Iced espresso, hot espresso, iced coffee, croissant donuts, Angus steak and egg breakfast sandwiches. If you’re buying any of these, you definitely aren’t alone.
After a sluggish 2014, Dunkin’ sales and profits are surging. New menu items like the croissant donuts and returning favorites like heart-shaped donuts for Valentine’s Day are bringing customers back.
That’s why shares of Dunkin’ Brands, the owner of Dunkin’ Donuts as well as Baskin-Robbins, are running 7% higher on Thursday. They’ve raced 20% so far this year, bouncing back strongly after falling behind last year.
Overcoming wild winter: Not only did consumers spend more at Dunkin’ Donuts during the first quarter, but they also visited more frequently.
That’s despite severe “white-out” conditions in Dunkin’s home Northeast market. As soon as they could dig out, New Englanders appeared to head to Dunkin’ for a coffee fix.
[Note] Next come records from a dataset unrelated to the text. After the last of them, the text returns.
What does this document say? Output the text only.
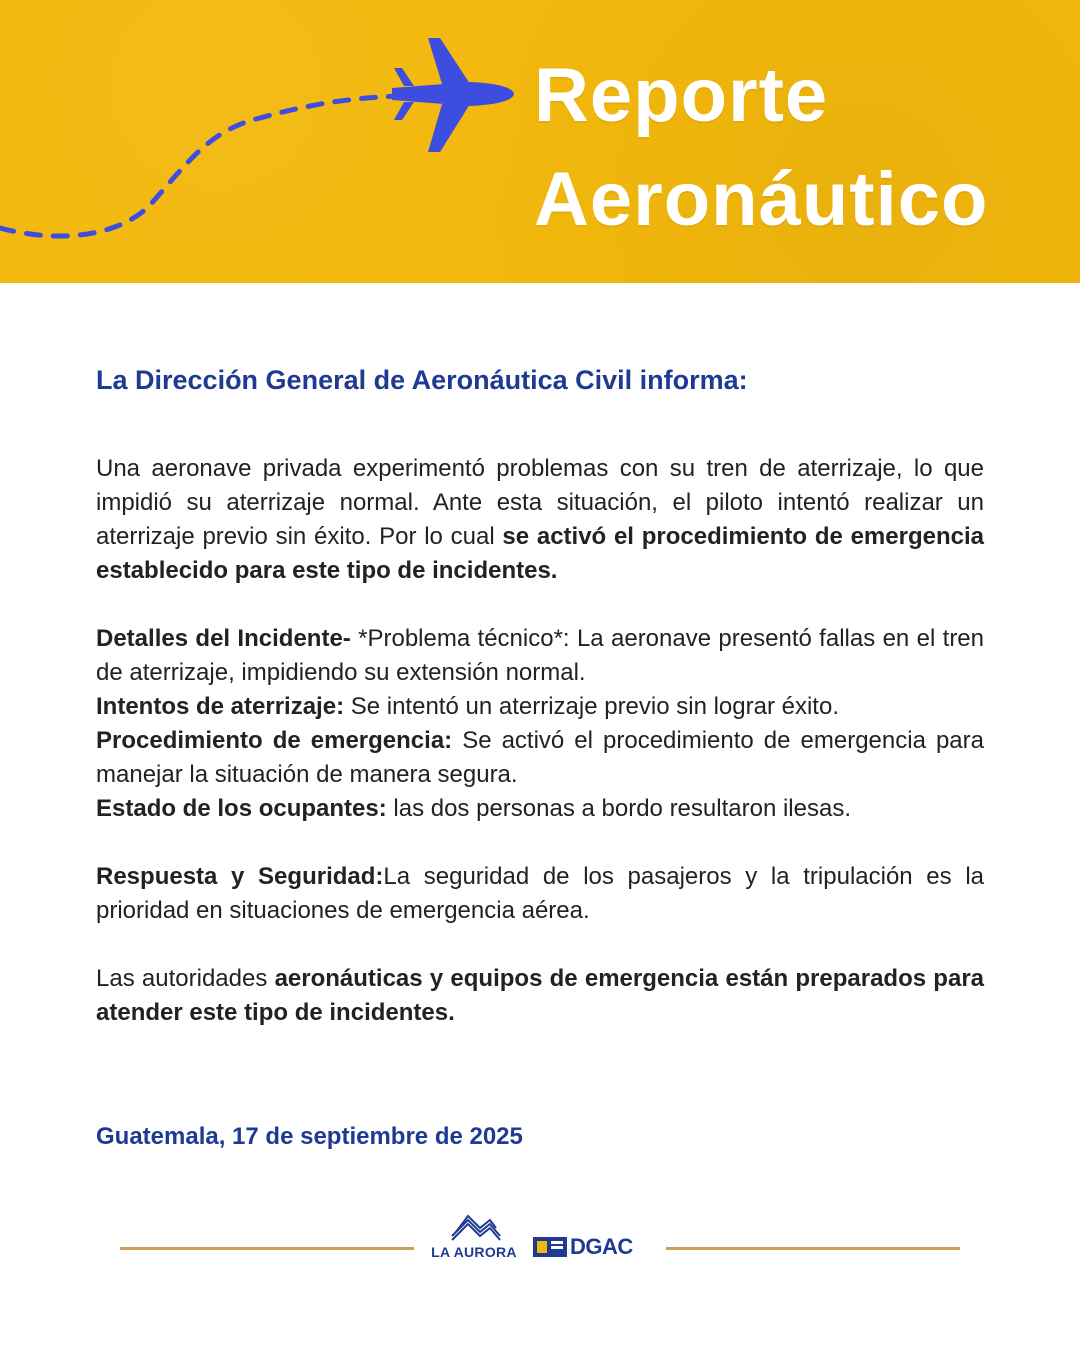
Reporte
Aeronáutico
La Dirección General de Aeronáutica Civil informa:

Una aeronave privada experimentó problemas con su tren de aterrizaje, lo que impidió su aterrizaje normal. Ante esta situación, el piloto intentó realizar un aterrizaje previo sin éxito. Por lo cual se activó el procedimiento de emergencia establecido para este tipo de incidentes.

Detalles del Incidente- *Problema técnico*: La aeronave presentó fallas en el tren de aterrizaje, impidiendo su extensión normal.

Intentos de aterrizaje: Se intentó un aterrizaje previo sin lograr éxito.

Procedimiento de emergencia: Se activó el procedimiento de emergencia para manejar la situación de manera segura.

Estado de los ocupantes: las dos personas a bordo resultaron ilesas.

Respuesta y Seguridad:La seguridad de los pasajeros y la tripulación es la prioridad en situaciones de emergencia aérea.

Las autoridades aeronáuticas y equipos de emergencia están preparados para atender este tipo de incidentes.

Guatemala, 17 de septiembre de 2025

LA AURORA DGAC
“Dunkin’ defied Ol’ Man Winter,” Janney Capital Markets analyst Mark Kalinowski wrote in a note to clients. Kalinowski said he had been “concerned” that record snow falls in New England would “hamper” sales.
In addition to adding flavor to the menu, Dunkin’ has moved to speed up service, bolster marketing, retool supply chains and double down on popular items like espresso and steak sandwiches.
“We’re winning the war of development,” Dunkin’ Brands CEO Nigel Travis said on a call with analysts.
The company now forecasts a bump in sales for the rest of the year. All the good news is partially fueled by the deal struck with J.M. Smucker and Keurig to sell Dunkin’ K-Cups at retail outlets.
Even ice cream is paying off for the donut maker. U.S. sales at Baskin-Robbins, the dessert chain owned by Dunkin’ Brands, also soared 8% during the first quarter. The brand benefited from stronger sales of cups, cones, desserts, beverages and sundaes. Cake sales were also boosted by online cake ordering.